Se produjo un estallido blanco, un resplandor tan intenso y deslumbrante que Dumat tuvo que entrecerrar los ojos de nuevo y apartar la vista, como si hubiese estado contemplando al propio sol. Ésa era la señal, y lo supo más en su corazón que en su cerebro.
Con un grito salvaje, se levantó entre las ramas y las apartó bruscamente a los lados. Alrededor, los elfos se incorporaron de golpe, aprestaron hondas y arcos y ocuparon sus puestos. Dumat miró a los otros tejados. No estaba solo, no era necesario hacer otra señal. Todos los oficiales de tropa habían visto el destello de luz y lo reconocieron por lo que era.
Dumat no oyó el grito desafiante de Laurana porque estaba lanzando el suyo propio, como hacían los elfos en derredor. Dumat dio la orden y los elfos dispararon.
* * *
—¡Soliasi Arath! —
gritó Laurana como hiciera tantos años atrás, desafiando a los dragones que atacaban la Torre del Sumo Sacerdote para que volaran hacia su muerte. Sostuvo la espada, con la gema
Estrella Perdida
por encima de su cabeza, con la mano izquierda. Si la gema no funcionaba, si las leyendas se equivocaban, si la magia de la espada se había debilitado como mucha de la magia del mundo durante la Era de los Mortales, sus planes, sus esperanzas y sus sueños acabarían con la muerte.

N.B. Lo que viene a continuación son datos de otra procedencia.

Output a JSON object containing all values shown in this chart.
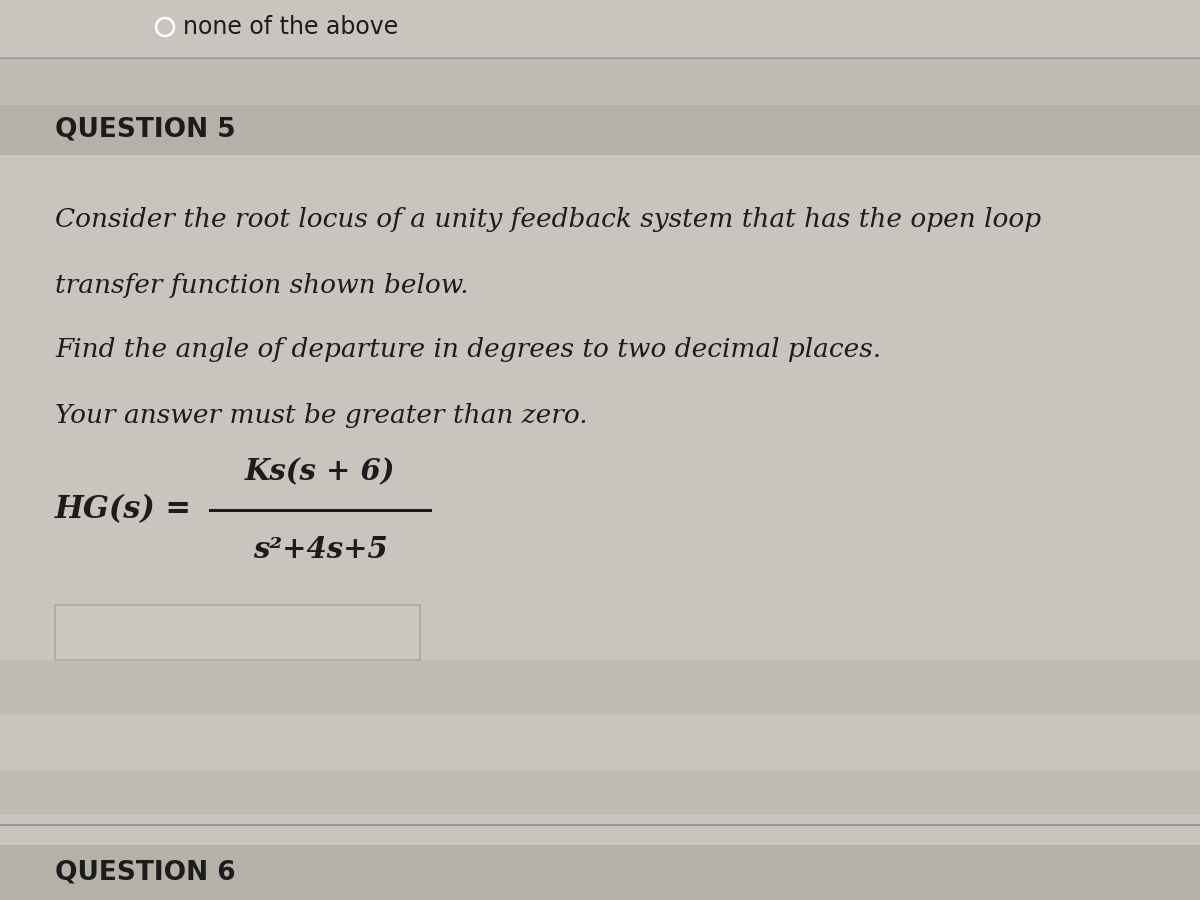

El sol incidió en la gema, y ésta pareció estallar en una deflagración de fuego blanco. Laurana musitó una plegaria de gracias al alma de Kalith Rian y a la del desconocido herrero elfo que había encontrado la piedra preciosa entre las cenizas de la forja.
Beryl contempló la espada con una ansiedad desmedida, porque su magia era poderosa y la deseaba desesperadamente. La gema de la empuñadura era la más fabulosa que había visto jamás. No podía apartar los ojos de ella. Seguro que Malys no poseía nada tan valioso en su tesoro oculto. La Verde no podía dejar de mirarla...
Beryl estaba atrapada.
Laurana comprendió que el hechizo había funcionado cuando vio el brillo de la gema arder en los ojos del dragón, penetrar en su cerebro. Sostuvo la espada en alto, sin moverla.